Biomedical Informatics and Medical Education, University of Washington, Seattle, Washington, USA.
Molecular Engineering and Sciences Institute, University of Washington, Seattle, Washington, USA.
J Am Med Inform Assoc. 2020 Jul 1;27(9):1393-1400. doi: 10.1093/jamia/ocaa083.
The development of predictive models for clinical application requires the availability of electronic health record (EHR) data, which is complicated by patient privacy concerns. We showcase the "Model to Data" (MTD) approach as a new mechanism to make private clinical data available for the development of predictive models. Under this framework, we eliminate researchers' direct interaction with patient data by delivering containerized models to the EHR data.

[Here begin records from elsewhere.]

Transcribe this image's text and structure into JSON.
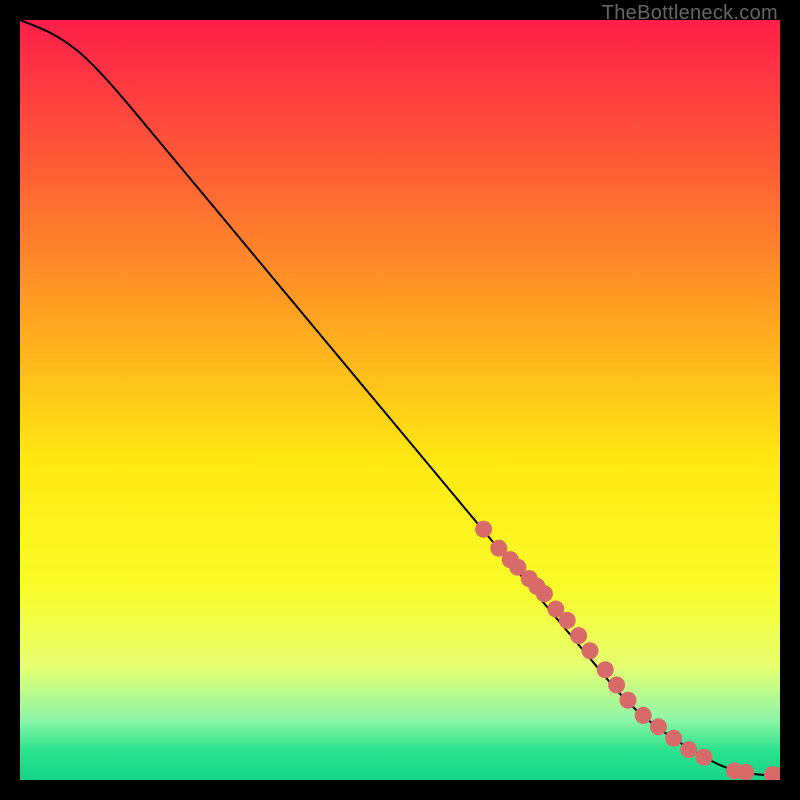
{
  "watermark": "TheBottleneck.com",
  "chart_data": {
    "type": "line",
    "title": "",
    "xlabel": "",
    "ylabel": "",
    "xlim": [
      0,
      100
    ],
    "ylim": [
      0,
      100
    ],
    "line": {
      "x": [
        0,
        5,
        10,
        20,
        30,
        40,
        50,
        60,
        65,
        70,
        75,
        80,
        85,
        90,
        93,
        96,
        100
      ],
      "y": [
        100,
        98,
        94,
        82,
        70,
        58,
        46,
        34,
        28,
        22,
        16,
        10,
        6,
        3,
        1.5,
        0.8,
        0.5
      ]
    },
    "markers": {
      "x": [
        61,
        63,
        64.5,
        65.5,
        67,
        68,
        69,
        70.5,
        72,
        73.5,
        75,
        77,
        78.5,
        80,
        82,
        84,
        86,
        88,
        90,
        94,
        95.5,
        99,
        100
      ],
      "y": [
        33,
        30.5,
        29,
        28,
        26.5,
        25.5,
        24.5,
        22.5,
        21,
        19,
        17,
        14.5,
        12.5,
        10.5,
        8.5,
        7,
        5.5,
        4,
        3,
        1.2,
        1,
        0.7,
        0.6
      ]
    },
    "gradient_stops": [
      {
        "offset": 0,
        "color": "#ff1e4a"
      },
      {
        "offset": 18,
        "color": "#ff5838"
      },
      {
        "offset": 38,
        "color": "#ff9f22"
      },
      {
        "offset": 58,
        "color": "#ffe812"
      },
      {
        "offset": 75,
        "color": "#f8fc2a"
      },
      {
        "offset": 85,
        "color": "#e6ff70"
      },
      {
        "offset": 92,
        "color": "#8ff5a8"
      },
      {
        "offset": 96,
        "color": "#2de38f"
      },
      {
        "offset": 100,
        "color": "#14d487"
      }
    ],
    "marker_color": "#d86a6a",
    "line_color": "#000000"
  }
}
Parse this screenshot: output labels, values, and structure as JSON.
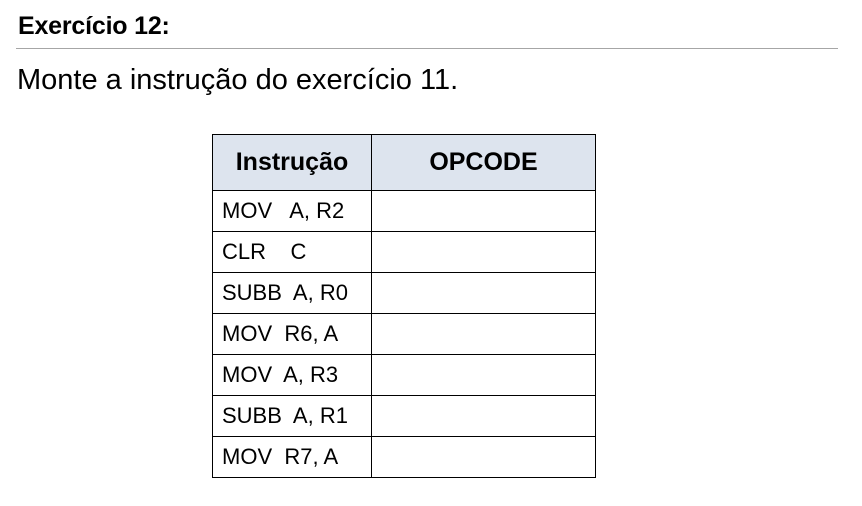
{
  "exercise": {
    "title": "Exercício 12:",
    "statement": "Monte a instrução do exercício 11."
  },
  "table": {
    "headers": [
      "Instrução",
      "OPCODE"
    ],
    "rows": [
      {
        "instrucao": "MOV   A, R2",
        "opcode": ""
      },
      {
        "instrucao": "CLR    C",
        "opcode": ""
      },
      {
        "instrucao": "SUBB  A, R0",
        "opcode": ""
      },
      {
        "instrucao": "MOV  R6, A",
        "opcode": ""
      },
      {
        "instrucao": "MOV  A, R3",
        "opcode": ""
      },
      {
        "instrucao": "SUBB  A, R1",
        "opcode": ""
      },
      {
        "instrucao": "MOV  R7, A",
        "opcode": ""
      }
    ]
  },
  "colors": {
    "header_background": "#dde4ee",
    "rule": "#a6a6a6"
  }
}
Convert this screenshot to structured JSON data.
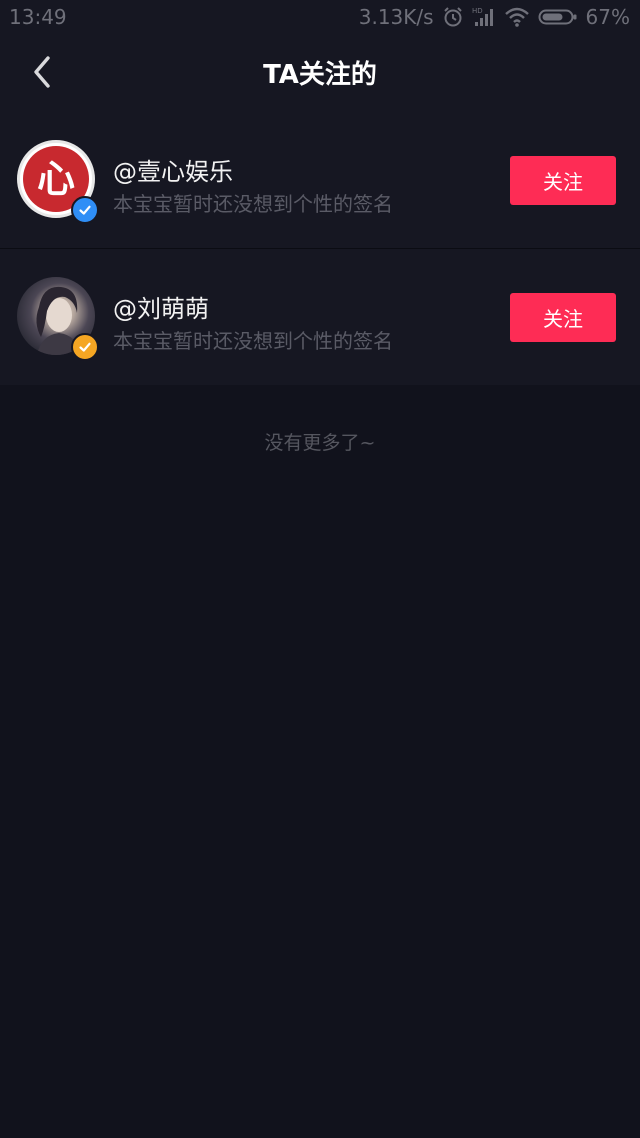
{
  "status_bar": {
    "time": "13:49",
    "network_speed": "3.13K/s",
    "battery": "67%",
    "icons": [
      "alarm-icon",
      "hd-signal-icon",
      "wifi-icon",
      "battery-icon"
    ]
  },
  "header": {
    "title": "TA关注的",
    "back_icon": "chevron-left-icon"
  },
  "users": [
    {
      "username": "@壹心娱乐",
      "signature": "本宝宝暂时还没想到个性的签名",
      "follow_label": "关注",
      "avatar_text": "心",
      "badge_color": "#2f8ef6"
    },
    {
      "username": "@刘萌萌",
      "signature": "本宝宝暂时还没想到个性的签名",
      "follow_label": "关注",
      "badge_color": "#f5a623"
    }
  ],
  "end_text": "没有更多了~",
  "colors": {
    "background": "#11121c",
    "surface": "#161722",
    "accent": "#fe2c55"
  }
}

We operationalize the MTD framework using the Synapse collaboration platform and an on-premises secure computing environment at the University of Washington hosting EHR data. Containerized mortality prediction models developed by a model developer, were delivered to the University of Washington via Synapse, where the models were trained and evaluated. Model performance metrics were returned to the model developer.
The model developer was able to develop 3 mortality prediction models under the MTD framework using simple demographic features (area under the receiver-operating characteristic curve [AUROC], 0.693), demographics and 5 common chronic diseases (AUROC, 0.861), and the 1000 most common features from the EHR's condition/procedure/drug domains (AUROC, 0.921).
We demonstrate the feasibility of the MTD framework to facilitate the development of predictive models on private EHR data, enabled by common data models and containerization software. We identify challenges that both the model developer and the health system information technology group encountered and propose future efforts to improve implementation.
The MTD framework lowers the barrier of access to EHR data and can accelerate the development and evaluation of clinical prediction models.
临床应用预测模型的开发需要电子健康记录(EHR)数据的支持,但这涉及到患者隐私问题。我们展示了“模型到数据”(MTD)方法,这是一种使私有临床数据可用于开发预测模型的新机制。在这个框架下,我们通过将容器化模型交付给 EHR 数据,消除了研究人员与患者数据的直接交互。
我们使用 Synapse 协作平台和华盛顿大学内部安全计算环境(托管 EHR 数据)来实现 MTD 框架。模型开发人员开发的基于容器的死亡率预测模型通过 Synapse 交付给华盛顿大学,在那里对模型进行训练和评估。模型性能指标被返回给模型开发人员。
模型开发人员能够在 MTD 框架下使用简单的人口统计学特征(接受者操作特征曲线下的面积 [AUROC],0.693)、人口统计学特征和 5 种常见慢性疾病(AUROC,0.861)以及 EHR 的病症/程序/药物领域的 1000 个最常见特征(AUROC,0.921)开发 3 个死亡率预测模型。
我们证明了 MTD 框架在使用通用数据模型和容器化软件促进私有 EHR 数据上预测模型的开发是可行的。我们确定了模型开发人员和健康系统信息技术组遇到的挑战,并提出了改进实施的未来努力。
MTD 框架降低了访问 EHR 数据的门槛,并可以加速临床预测模型的开发和评估。